[Date Prev][Date Next][Thread Prev][Thread Next][Date Index][Thread Index]

Re: [Condor-users] Multiple Network Interface cards and central managernot communicating with execute machine.




Hi Charles,
 
You can try to add the following:
NETWORK_INTERFACE=your specific network interface
into the configuration file to see if it works.
 
Good luck!
 
-Hailong
 
2009-11-20

***********************************************
* Hailong Yang, PhD. Candidate
* Sino-German Joint Software Institute,
* School of Computer Science&Engineering, Beihang University
* Phone: (86-010)82315908
* Email: hailong.yang1115@xxxxxxxxx
* Address: G413, New Main Building in Beihang University,
*              No.37 XueYuan Road,HaiDian District,
*              Beijing,P.R.China,100191
***********************************************

发件人: Charles Embry
发送时间: 2009-11-20  05:29:53
收件人: condor-users
抄送:
主题: [Condor-users] Multiple Network Interface cards and central managernot communicating with execute machine.
The condor pool that I am trying to set up is on the same server rack/router and the machines can ping each other and ssh each other. But in condor they don;t seem to be communicating, condor_status never shows the the execute machine that I am trying to add to the central manager(that is also a submit and execute machine) . The machines are all sunfire Sun mirosystems servers. they all have 4 NICS, (Network Interface cards) We are only using one(we have no need at this time to use all of them) and the other three on each machine is not hooked up to anything.

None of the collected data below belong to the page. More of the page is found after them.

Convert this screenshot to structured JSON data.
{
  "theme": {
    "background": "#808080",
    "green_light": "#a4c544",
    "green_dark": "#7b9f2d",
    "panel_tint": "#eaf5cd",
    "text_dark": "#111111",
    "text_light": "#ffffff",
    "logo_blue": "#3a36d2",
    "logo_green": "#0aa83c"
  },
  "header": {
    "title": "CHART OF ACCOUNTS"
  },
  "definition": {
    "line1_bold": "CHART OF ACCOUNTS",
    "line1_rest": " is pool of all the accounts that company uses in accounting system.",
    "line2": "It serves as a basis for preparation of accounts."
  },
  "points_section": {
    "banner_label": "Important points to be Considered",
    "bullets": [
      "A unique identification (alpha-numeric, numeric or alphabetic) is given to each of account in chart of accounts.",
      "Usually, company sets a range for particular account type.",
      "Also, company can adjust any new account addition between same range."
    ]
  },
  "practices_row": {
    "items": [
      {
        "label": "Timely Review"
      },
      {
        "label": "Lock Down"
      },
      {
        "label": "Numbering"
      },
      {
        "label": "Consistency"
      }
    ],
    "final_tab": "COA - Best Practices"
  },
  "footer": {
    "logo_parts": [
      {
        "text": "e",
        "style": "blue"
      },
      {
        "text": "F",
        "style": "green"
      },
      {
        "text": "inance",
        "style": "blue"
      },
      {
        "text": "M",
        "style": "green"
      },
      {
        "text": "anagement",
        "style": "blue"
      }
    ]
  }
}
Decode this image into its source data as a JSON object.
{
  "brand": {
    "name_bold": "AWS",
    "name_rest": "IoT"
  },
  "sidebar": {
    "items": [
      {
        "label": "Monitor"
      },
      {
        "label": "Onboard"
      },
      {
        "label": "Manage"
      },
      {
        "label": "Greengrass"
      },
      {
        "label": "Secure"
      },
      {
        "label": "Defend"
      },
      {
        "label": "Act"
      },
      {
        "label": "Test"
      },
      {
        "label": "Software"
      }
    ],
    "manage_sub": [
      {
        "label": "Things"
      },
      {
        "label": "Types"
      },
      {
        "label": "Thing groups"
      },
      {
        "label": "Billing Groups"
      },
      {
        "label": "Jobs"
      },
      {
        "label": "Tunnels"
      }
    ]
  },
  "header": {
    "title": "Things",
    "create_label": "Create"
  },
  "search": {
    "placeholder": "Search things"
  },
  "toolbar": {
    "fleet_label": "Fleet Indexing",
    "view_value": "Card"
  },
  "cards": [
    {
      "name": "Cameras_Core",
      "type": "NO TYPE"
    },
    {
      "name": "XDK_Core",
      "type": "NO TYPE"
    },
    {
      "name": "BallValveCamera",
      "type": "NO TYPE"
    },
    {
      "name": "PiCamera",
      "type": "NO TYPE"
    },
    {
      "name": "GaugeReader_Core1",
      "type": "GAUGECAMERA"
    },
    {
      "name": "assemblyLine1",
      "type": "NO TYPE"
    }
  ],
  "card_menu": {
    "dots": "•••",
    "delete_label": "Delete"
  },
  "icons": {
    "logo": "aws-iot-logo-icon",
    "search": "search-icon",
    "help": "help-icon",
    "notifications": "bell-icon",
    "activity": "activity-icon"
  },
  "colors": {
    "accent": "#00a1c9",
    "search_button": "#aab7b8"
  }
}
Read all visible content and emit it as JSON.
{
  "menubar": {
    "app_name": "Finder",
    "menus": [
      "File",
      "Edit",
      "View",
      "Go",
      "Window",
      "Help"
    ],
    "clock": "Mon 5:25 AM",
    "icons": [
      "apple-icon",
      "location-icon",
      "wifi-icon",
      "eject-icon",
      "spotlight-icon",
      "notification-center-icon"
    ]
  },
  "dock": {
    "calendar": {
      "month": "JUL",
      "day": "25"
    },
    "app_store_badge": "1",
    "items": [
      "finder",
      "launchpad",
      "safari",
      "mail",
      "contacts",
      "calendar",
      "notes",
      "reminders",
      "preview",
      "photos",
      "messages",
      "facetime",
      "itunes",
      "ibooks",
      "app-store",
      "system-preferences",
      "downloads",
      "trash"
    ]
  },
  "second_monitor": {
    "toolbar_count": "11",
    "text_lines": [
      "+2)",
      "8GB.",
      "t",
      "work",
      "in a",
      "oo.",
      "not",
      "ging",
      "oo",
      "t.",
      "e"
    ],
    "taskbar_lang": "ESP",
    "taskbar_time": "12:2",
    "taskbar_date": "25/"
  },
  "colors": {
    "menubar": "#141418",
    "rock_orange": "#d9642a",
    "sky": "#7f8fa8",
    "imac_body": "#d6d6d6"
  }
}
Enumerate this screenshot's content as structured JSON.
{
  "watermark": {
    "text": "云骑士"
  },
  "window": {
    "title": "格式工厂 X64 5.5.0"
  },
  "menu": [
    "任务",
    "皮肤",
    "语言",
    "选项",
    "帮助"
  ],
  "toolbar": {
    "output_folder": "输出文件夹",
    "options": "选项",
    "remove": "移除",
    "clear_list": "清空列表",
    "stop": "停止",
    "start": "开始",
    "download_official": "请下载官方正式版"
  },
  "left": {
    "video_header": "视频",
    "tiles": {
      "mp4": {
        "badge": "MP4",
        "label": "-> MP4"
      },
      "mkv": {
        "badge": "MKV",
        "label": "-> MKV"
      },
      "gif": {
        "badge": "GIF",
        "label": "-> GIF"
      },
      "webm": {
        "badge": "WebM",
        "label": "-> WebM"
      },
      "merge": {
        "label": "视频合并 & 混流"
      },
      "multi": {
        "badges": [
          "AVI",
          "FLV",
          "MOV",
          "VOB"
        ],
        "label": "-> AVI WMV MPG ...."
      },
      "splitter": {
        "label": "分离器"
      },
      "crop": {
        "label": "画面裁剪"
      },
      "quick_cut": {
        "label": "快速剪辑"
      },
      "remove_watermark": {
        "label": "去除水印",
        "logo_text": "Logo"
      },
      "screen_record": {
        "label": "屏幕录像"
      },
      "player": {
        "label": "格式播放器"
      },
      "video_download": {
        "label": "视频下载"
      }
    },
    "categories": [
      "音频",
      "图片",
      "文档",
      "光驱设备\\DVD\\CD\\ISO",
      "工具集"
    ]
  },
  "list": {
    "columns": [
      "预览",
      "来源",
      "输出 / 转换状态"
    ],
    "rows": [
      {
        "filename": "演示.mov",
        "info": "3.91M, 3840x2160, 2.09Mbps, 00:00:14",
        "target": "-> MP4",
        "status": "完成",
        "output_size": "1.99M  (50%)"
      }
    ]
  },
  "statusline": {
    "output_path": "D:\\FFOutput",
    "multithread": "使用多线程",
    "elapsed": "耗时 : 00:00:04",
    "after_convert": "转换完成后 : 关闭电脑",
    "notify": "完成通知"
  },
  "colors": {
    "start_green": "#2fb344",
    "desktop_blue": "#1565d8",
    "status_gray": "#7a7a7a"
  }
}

On the execute machine i get this error in the logs fie

Master log__________

11/16 17:07:18 DaemonCore: Command Socket at <144.167.99.201:49652>
11/16 17:07:18 Started DaemonCore process "/root/Desktop/condor-7.2.4/sbin/condor_startd", pid and pgroup = 27436
11/16 17:07:23 attempt to connect to <144.167.99.210:9618> failed: No route to host (connect errno = 113).  Will keep trying for 20 total seconds (20 to go).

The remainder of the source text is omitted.